The PO procedure did give me an insight into the system and to those who applied with me. The hardest part about becoming a PO is all the paperwork and bureaucracy. Nothing special about it. In fact, I admitted to smoking some marijuana in college (in my candidate file) and the PO assigned to my file asked me why I admitted to that. lol
So I'm actually not talking out of my ass when I post unlike some others.
Last edited by wawaweewa; 03-26-2016 at 10:17 PM..
Toughest job in this city, day in and day out is sanitation by far. More injuries and deaths then PD and FD. 9/11 changed those numbers but other then that horrific day, we are most in peril on a daily basis. The city gets its money's worth out of us, that I can assure you.
Still, I will defend my PD and FD brothers. As someone stated, they are the insurance policy that you never want to use but when sh*t hits the fan they are there. They are worth every penny.

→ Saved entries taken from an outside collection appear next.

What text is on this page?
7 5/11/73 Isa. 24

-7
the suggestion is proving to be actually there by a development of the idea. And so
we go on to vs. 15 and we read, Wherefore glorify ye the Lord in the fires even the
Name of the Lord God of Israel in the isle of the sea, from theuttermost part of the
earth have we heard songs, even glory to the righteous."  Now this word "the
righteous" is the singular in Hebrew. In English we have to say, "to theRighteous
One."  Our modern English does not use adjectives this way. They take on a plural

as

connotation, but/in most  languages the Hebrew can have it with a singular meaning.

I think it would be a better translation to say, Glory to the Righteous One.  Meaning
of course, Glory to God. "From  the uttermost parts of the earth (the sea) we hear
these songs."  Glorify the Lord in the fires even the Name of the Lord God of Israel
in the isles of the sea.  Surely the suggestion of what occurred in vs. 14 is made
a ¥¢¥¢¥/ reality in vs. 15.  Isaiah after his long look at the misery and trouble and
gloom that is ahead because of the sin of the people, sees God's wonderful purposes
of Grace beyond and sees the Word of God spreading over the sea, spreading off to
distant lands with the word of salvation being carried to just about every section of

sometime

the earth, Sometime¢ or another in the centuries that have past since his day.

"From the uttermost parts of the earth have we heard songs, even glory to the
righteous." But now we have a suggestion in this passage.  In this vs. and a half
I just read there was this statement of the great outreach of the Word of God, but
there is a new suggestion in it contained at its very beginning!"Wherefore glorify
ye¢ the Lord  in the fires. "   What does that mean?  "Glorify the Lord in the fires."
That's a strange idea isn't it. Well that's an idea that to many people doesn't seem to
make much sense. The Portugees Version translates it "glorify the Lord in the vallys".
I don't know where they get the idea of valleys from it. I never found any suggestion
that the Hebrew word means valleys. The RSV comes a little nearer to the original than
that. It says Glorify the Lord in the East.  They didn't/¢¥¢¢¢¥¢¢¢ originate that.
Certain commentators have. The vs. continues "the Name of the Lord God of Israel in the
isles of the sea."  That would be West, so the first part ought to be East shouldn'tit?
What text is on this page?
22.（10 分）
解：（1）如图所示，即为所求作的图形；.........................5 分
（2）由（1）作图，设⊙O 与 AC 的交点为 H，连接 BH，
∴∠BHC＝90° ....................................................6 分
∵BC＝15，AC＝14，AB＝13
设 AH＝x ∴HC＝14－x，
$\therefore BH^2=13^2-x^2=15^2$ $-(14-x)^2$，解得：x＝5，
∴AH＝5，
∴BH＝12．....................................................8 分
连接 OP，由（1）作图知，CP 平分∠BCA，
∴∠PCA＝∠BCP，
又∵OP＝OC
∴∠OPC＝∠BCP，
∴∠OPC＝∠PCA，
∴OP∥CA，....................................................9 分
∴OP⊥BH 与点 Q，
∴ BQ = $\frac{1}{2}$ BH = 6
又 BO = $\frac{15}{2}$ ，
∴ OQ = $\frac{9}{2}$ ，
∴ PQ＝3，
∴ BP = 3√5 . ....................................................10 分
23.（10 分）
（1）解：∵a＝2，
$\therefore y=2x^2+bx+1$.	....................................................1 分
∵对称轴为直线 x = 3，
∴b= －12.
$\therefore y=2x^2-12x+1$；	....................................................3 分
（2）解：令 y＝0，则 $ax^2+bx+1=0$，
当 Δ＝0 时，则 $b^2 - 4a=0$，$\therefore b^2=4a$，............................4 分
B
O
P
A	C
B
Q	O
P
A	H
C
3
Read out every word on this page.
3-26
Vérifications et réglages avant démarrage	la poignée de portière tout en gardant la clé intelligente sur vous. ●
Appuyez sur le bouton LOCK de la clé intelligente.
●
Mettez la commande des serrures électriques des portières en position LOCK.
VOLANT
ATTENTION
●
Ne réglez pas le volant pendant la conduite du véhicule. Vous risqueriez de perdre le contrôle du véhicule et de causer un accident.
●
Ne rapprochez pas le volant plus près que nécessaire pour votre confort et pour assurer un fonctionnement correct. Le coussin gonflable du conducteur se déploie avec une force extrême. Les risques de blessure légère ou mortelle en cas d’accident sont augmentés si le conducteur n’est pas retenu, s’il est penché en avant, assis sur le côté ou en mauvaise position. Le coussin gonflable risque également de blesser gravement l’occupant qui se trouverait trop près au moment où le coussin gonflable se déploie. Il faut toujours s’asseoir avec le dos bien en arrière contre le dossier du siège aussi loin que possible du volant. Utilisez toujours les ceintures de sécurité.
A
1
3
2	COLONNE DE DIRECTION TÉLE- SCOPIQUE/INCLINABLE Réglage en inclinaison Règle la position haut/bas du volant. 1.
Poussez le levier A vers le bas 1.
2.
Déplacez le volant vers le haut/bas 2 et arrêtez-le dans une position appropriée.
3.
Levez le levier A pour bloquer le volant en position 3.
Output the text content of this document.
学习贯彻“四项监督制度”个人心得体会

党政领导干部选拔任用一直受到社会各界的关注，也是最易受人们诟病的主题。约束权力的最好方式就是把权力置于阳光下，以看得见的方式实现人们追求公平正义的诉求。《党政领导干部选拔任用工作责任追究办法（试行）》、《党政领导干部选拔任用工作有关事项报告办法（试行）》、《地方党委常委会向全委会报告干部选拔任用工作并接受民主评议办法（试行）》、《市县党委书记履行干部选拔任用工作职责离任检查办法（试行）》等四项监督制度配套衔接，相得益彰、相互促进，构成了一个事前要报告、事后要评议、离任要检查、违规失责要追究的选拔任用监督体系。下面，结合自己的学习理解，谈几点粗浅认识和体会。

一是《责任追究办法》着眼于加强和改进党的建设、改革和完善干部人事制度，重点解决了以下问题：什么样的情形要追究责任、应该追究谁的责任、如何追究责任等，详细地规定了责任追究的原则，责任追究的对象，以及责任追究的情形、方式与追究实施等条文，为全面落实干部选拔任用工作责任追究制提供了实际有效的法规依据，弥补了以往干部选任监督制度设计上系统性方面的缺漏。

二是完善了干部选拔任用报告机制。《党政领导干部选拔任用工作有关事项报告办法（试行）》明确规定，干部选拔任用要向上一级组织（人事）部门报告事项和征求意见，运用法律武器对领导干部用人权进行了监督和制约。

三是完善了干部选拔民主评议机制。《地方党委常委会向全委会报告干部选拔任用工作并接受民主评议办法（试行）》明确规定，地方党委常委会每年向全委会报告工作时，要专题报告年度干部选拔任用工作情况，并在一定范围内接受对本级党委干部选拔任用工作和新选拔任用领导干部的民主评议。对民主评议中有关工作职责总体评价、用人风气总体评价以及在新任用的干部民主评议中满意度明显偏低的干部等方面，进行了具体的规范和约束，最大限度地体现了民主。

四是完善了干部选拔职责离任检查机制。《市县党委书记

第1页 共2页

Toughest job in this city, day in and day out is sanitation by far. More injuries and deaths then PD and FD. 9/11 changed those numbers but other then that horrific day, we are most in peril on a daily basis. The city gets its money's worth out of us, that I can assure you.
Still, I will defend my PD and FD brothers. As someone stated, they are the insurance policy that you never want to use but when sh*t hits the fan they are there. They are worth every penny.
I understand from a practical viewpoint that you guys have to defend them.
If they get started on reforming the NYPD and FDNY, they might target DSNY next. lol
I will also say that since I wrote about the history of NYC sanitation for my senior thesis in college, the DSNY saves more lives than the FDNY and NYPD combined.
Most of the deaths in early NYC were due to poor sanitation. Without proper sanitation and garbage removal, there'd be NY'ers dying left and right from communicable diseases. That's guaranteed.
Last edited by wawaweewa; 03-26-2016 at 10:20 PM..
Go through his posting history, he's a paper pushing desk jockey who got turned down by NYPD.
Forgot to add.
Half the NYPD force aren't desk jockeys?
C'mon, claim they aren't.
I didn't take the job because I knew I had to put in at least 20 years and it wasn't for me. I wasn't like the thousands of NYPD PO's who hate the job but take it because it's either being a cop or flipping burgers for them.
There is plenty of hispanics. I see them all the time. I however never saw a black fireman or an asian one, or a moslem one, or native american.